5.1. Biochemical Analysis
An extracted enzyme product and an internal standard were separated on a Phenomenex Fusion-RP 50 × 2.1-mm, 4-μm column (Phenomenex, Torrance, California, United States) with LC-30 Nexera System (Shimadzu Corporation, Kyoto, Japan) and detected on a tandem mass spectrometer QTrap 4500 (ABSciex, United States) equipped with a positive electrospray ionization. The data were analyzed using data analysis software Analyst 1.7.2 (ABSciex, United States).
Dried blood spots quality control samples, IS, and substrate of I2S, NAGLU, GALNS, ARSB, GUSB, and TPP1 were obtained from PerkinElmer (Waltham, Massachusetts, United States).
A single 3 mm dried blood spot punch was placed into each well of a 96-well assay plate, followed by the addition of 30 μL of a reaction mixture containing seven substrates and internal standards.
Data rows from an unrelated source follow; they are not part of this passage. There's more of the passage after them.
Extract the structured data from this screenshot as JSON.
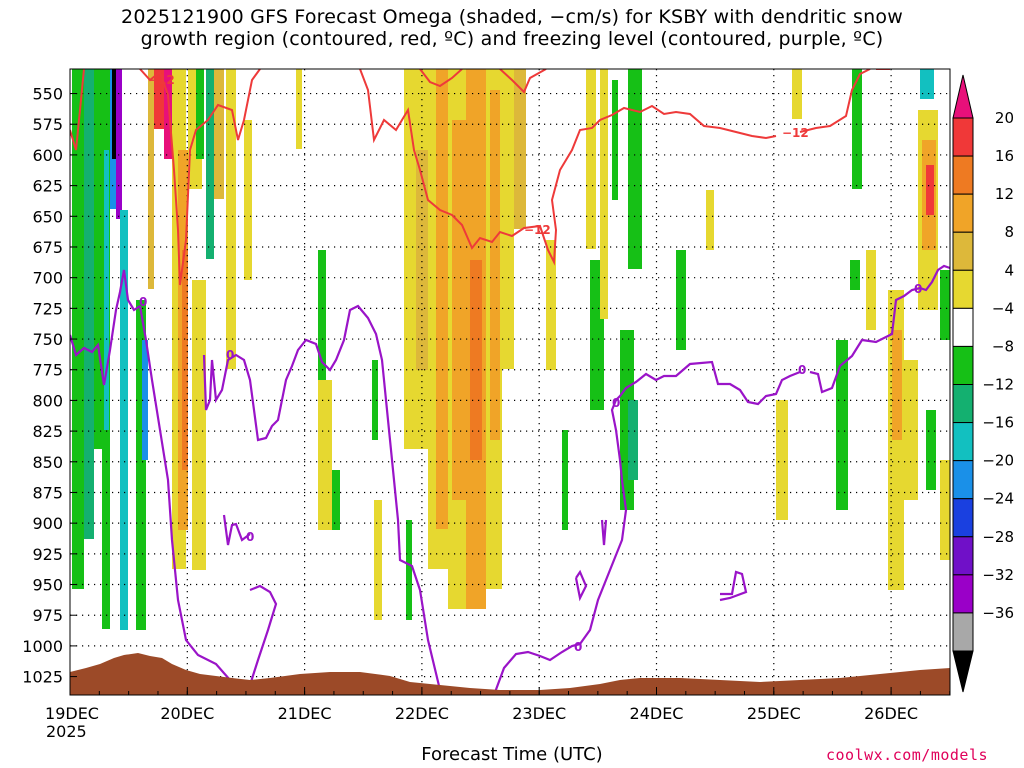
{
  "chart_data": {
    "type": "heatmap",
    "title_line1": "2025121900 GFS Forecast Omega (shaded, −cm/s) for KSBY with dendritic snow",
    "title_line2": "growth region (contoured, red, ºC) and freezing level (contoured, purple, ºC)",
    "xlabel": "Forecast Time (UTC)",
    "x_ticks": [
      "19DEC",
      "20DEC",
      "21DEC",
      "22DEC",
      "23DEC",
      "24DEC",
      "25DEC",
      "26DEC"
    ],
    "x_tick_year": "2025",
    "x_range_hours": [
      0,
      180
    ],
    "y_ticks": [
      550,
      575,
      600,
      625,
      650,
      675,
      700,
      725,
      750,
      775,
      800,
      825,
      850,
      875,
      900,
      925,
      950,
      975,
      1000,
      1025
    ],
    "y_range_hPa": [
      530,
      1040
    ],
    "colorbar": {
      "labels": [
        "20",
        "16",
        "12",
        "8",
        "4",
        "−4",
        "−8",
        "−12",
        "−16",
        "−20",
        "−24",
        "−28",
        "−32",
        "−36"
      ],
      "colors": [
        "#e8107a",
        "#f03838",
        "#ee7a22",
        "#f0a428",
        "#ddb83a",
        "#e6d830",
        "#ffffff",
        "#16c016",
        "#14b070",
        "#12c0c0",
        "#1a90e8",
        "#1a40e0",
        "#7010c8",
        "#9a00c8",
        "#a8a8a8",
        "#000000"
      ]
    },
    "contour_labels": {
      "dendritic_red": [
        "−12",
        "−12",
        "−12"
      ],
      "freezing_purple": [
        "0",
        "0",
        "0",
        "0",
        "0",
        "0",
        "0"
      ]
    },
    "colors": {
      "dendritic_contour": "#ee3a3a",
      "freezing_contour": "#9a14c8",
      "terrain": "#9c4a28"
    }
  },
  "credit": "coolwx.com/models"
}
The plate was sealed and incubated at 37°C with shaking at 250 rpm for 18 h. After incubation, 100 μL of a 1:1 methanol:ethyl acetate solution was introduced to quench the reaction, and the resulting mixture was transferred into a 96-well deep-well plate.
Subsequently, 400 μL of ethyl acetate and 300 μL of an aqueous 0.5 M NaCl solution were added. The contents were thoroughly mixed by repeated pipetting (10 times) and then centrifuged at 1500 × g for 6 min to achieve phase separation. From the upper solvent layer, 200 μL was drawn off and transferred into a fresh multiwell plate. This fraction was evaporated to dryness under a gentle stream of nitrogen at room temperature.
To prepare the samples for analysis, the dried residue was reconstituted with 100 μL of a 20:80 (v/v) water:acetonitrile solution containing 0.2% formic acid. Finally, the samples were subjected to liquid chromatography–mass spectrometry (LC-MS/MS) analysis.
Ethics Statement
The study was approved by the local ethics committee of the Federal State Budgetary Institution “Research Centre for Medical Genetics” (Approval Number 2015-5/3).
Consent
The written informed consent was obtained from all study participants.
Disclosure
Some of the results of this work were presented earlier in the form of a preprint [37, 38].
Conflicts of Interest
The authors declare no conflicts of interest.
Author Contributions
I.B. designed the study, performed functional analysis, and wrote the manuscript. A.F. contributed to experiments. V.T. managed the cell cultures. M.S. and E.Z. supervised the study. G.B. performed the biochemical analysis. N.S., G.E., A.S., and B.A. performed the patient’s management and clinical examinations. All authors provided conceptual comments on the study and approved the final manuscript.
Funding
The research was carried out within the state assignment of the Ministry of Science and Higher Education of the Russian Federation for the Research Centre for Medical Genetics (No. 075-00477-24-03).
Open Research
Data Availability Statement
The data was submitted to the ClinVar database (https://www.ncbi.nlm.nih.gov/clinvar/). Accession numbers are as follows: VCV001137700.7 for c.783G>A (p.Lys261=), VCV002686031.1 for c.1142+581A>G, VCV002686032.1 for c.1142+671A>G, and VCV001343391.1 for the recombination. The next-generation sequencing data was processed using freely available code described in the Materials and Methods section. The custom web-based NGS-data-Genome interface was used to visualize and filter the resulting data, and its code is available from the corresponding author upon reasonable request.